In reference to the strategy, she does believe progress has been made in joining up different systems and making data more easily accessible, which in turn supports the adoption of cloud-based services, but she says there is a need to strike a balance between maintaining legacy systems and developing new ones, and the resource and cost implications of doing so.
I ask, then, whether the recommendation to invest a much higher rate of turnover into IT spend in health and care, will be followed. In the report MSPs highlight that a, “lack of strategic investment in IT appears to be one of the factors behind the lag in modernising IT infrastructure, with only 1 to 3 per cent of the health budget being allocated for IT. As a comparator, countries such as Estonia and Finland are spending between 5 to 7 per cent of health budgets on IT.”

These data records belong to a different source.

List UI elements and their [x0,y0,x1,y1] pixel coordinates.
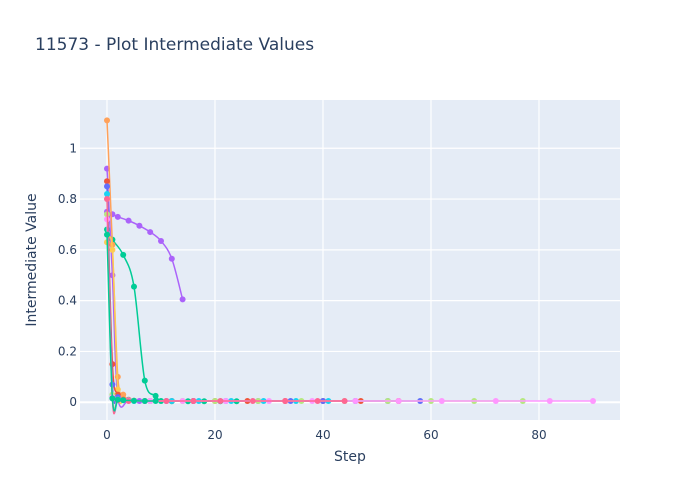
data-point[interactable] [282,397,289,404]
data-point[interactable] [104,231,110,238]
x-tick-label: 40 [315,428,330,442]
data-point[interactable] [114,396,121,403]
x-tick-label: 20 [207,428,222,442]
data-point[interactable] [341,397,348,404]
data-point[interactable] [104,196,110,203]
data-point[interactable] [438,397,445,404]
y-tick-label: 1 [69,141,77,155]
data-point[interactable] [104,178,110,185]
data-point[interactable] [249,397,256,404]
data-point[interactable] [190,397,197,404]
series-11 [104,231,159,412]
x-tick-labels: 0 20 40 60 80 [103,428,546,442]
data-point[interactable] [492,397,499,404]
data-point[interactable] [120,397,127,404]
y-axis-title: Intermediate Value [24,193,40,326]
data-point[interactable] [120,391,127,398]
data-point[interactable] [217,397,224,404]
data-point[interactable] [395,397,402,404]
y-tick-label: 0.4 [58,294,77,308]
data-point[interactable] [152,397,159,404]
x-tick-label: 80 [531,428,546,442]
data-point[interactable] [120,251,127,258]
data-point[interactable] [546,397,553,404]
series-0 [104,208,186,303]
data-point[interactable] [147,229,154,236]
y-tick-labels: 0 0.2 0.4 0.6 0.8 1 [58,141,77,409]
x-axis-title: Step [334,449,366,465]
data-point[interactable] [104,190,110,197]
data-point[interactable] [109,246,116,253]
x-tick-label: 60 [423,428,438,442]
y-gridlines [80,147,620,353]
data-point[interactable] [109,395,116,402]
data-point[interactable] [152,392,159,399]
series-line [106,236,124,405]
y-tick-label: 0.6 [58,243,77,257]
data-point[interactable] [131,283,137,290]
data-point[interactable] [179,296,186,303]
data-point[interactable] [125,217,132,224]
data-point[interactable] [104,117,110,124]
data-point[interactable] [158,237,164,244]
chart-title: 11573 - Plot Intermediate Values [35,35,314,55]
data-point[interactable] [104,183,110,190]
series-layer [104,117,596,415]
data-point[interactable] [590,397,596,404]
data-point[interactable] [314,397,321,404]
data-point[interactable] [141,397,148,404]
x-tick-label: 0 [103,428,111,442]
data-point[interactable] [352,397,359,404]
data-point[interactable] [131,397,137,404]
data-point[interactable] [141,377,148,384]
y-tick-label: 0.2 [58,344,77,358]
data-point[interactable] [168,255,175,262]
y-tick-label: 0.8 [58,192,77,206]
y-tick-label: 0 [69,395,77,409]
data-point[interactable] [163,397,170,404]
data-point[interactable] [136,222,143,229]
data-point[interactable] [114,213,121,220]
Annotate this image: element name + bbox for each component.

Lamb doesn’t commit to a figure but says: “I think that investment in digital is really important as is being clear about the value that you expect to get and the benefits that you are going to get out of digital. So, it’s not just investing in digital for the sake of it and it has to be very much about how you support patient pathways using digital technology and we’re probably facing quite tough times financially ahead of us.
“But I do believe that digital is one of the areas where we have got the opportunity to use it to create more sustainable health and care services going forward. We need to invest, but we need to invest in a way that will help us to have more sustainable services in the longer term.”